Messa sotto inchiesta la “DaVinci Furniture” tra i principali importatori di mobili dall’estero.

Finto “made in Italy” venduto in Cina per vero a prezzi stellari

giovanni d'agata

I falsari operano a tutte le latitudini e l’inchiesta che ha colpito uno dei principali importatori cinesi di mobili d’autore italiani, la DaVinci Furniture Co Ltd sembra quasi capovolgere la tendenza della messa in commercio da parte d’importatori cinesi di prodotti contraffatti in Cina e rivenduti nei Paesi d’origine del marchio o comunque diversi dal popoloso paese asiatico.

A dire il vero però, pare che in Cina sia ormai prassi consolidata spacciare per Made in Italy quello che in realtà non è prodotto nel Belpaese. Secondo l’indagine, infatti, l’importatore con sede a Shanghai vendeva a prezzi stellari mobili prodotti in Cina spacciandoli per mobili italiani.

Le conferme pare che stiano arrivando proprio dall’inchiesta nata dopo che alcuni cittadini cinesi si erano lamentati per la scarsa qualità dei prodotti venduti.
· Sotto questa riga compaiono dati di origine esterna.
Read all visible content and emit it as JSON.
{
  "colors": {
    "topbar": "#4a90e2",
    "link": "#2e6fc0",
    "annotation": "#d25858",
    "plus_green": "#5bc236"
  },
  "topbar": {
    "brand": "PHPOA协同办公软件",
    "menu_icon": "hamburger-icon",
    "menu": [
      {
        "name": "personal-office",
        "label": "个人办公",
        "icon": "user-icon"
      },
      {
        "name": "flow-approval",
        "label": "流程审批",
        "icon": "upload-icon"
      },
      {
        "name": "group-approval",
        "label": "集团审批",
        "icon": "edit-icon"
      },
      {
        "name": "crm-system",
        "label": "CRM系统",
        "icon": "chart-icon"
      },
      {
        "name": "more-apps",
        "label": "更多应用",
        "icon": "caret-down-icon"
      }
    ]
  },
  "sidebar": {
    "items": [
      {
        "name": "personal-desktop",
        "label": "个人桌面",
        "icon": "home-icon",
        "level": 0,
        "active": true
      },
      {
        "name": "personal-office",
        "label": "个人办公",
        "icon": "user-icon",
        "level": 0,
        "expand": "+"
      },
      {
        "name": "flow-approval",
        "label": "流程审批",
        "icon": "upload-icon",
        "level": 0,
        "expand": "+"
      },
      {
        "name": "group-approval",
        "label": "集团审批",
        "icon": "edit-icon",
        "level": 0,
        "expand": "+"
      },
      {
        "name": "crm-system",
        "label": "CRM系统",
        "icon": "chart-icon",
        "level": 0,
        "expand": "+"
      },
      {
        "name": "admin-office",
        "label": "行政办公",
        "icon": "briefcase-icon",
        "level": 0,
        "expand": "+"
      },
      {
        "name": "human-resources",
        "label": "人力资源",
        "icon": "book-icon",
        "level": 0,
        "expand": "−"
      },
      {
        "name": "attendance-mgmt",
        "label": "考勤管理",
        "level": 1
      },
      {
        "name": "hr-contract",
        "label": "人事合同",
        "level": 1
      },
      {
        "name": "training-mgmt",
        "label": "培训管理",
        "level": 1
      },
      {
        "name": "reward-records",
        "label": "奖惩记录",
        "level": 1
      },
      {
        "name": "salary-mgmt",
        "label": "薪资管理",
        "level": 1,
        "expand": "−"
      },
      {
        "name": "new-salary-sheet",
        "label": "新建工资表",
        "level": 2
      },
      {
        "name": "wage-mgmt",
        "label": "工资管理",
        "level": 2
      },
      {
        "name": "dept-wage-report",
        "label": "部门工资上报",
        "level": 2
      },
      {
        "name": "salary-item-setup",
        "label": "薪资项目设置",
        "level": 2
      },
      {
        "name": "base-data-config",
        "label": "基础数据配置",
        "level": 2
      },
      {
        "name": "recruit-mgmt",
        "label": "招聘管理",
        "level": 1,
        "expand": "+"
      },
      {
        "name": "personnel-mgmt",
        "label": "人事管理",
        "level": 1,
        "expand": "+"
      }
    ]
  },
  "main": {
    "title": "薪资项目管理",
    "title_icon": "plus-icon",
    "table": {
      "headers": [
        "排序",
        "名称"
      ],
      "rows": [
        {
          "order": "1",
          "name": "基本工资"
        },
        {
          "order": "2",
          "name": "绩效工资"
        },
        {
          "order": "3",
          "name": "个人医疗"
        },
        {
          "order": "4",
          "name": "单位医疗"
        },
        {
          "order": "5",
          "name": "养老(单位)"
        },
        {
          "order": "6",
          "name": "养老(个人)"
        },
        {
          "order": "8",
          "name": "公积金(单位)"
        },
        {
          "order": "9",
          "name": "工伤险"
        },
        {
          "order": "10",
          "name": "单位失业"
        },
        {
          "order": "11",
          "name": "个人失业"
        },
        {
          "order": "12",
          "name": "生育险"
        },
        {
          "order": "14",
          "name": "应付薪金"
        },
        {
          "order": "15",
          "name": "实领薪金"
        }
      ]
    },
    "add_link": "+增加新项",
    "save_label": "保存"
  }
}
Una signora di Pechino ha infatti pensato bene di far ispezionare presso i laboratori del National Center for Quality Supervision and Inspection of Furniture and Indoor Environment un divano acquistato ed i risultati del controllo hanno dimostrato come quel mobile fosse stato incapace di superare i più banali standard di qualità.

La Da Vinci Furniture ha tentato invano di difendersi dalle accuse con una recente conferenza stampa nella quale la propria general manager, Panzhuang Xiuhua, è scoppiata persino a piangere.

L’episodio segnalato, secondo Giovanni D’Agata, componente del Dipartimento Tematico Nazionale “Tutela del Consumatore” di Italia dei Valori e fondatore dello “Sportello dei Diritti” evidenzia non solo una comune truffa perpetrata ai danni dei consumatori, in questo caso cinesi, ma soprattutto è un grave danno anche nei confronti del mercato dell’export d’autore italiano, che ancora una volta dimostra di non essere in grado di difendersi in un mercato strategicamente importante come quello cinese.

Per le aziende italiane che guardano al futuro in un mercato che potenzialmente riguarda oltre un miliardo di consumatori non resta che confidare nell’attività di controllo delle autorità locali che nel caso di specie si sono immediatamente attivate per svolgere approfondite verifiche.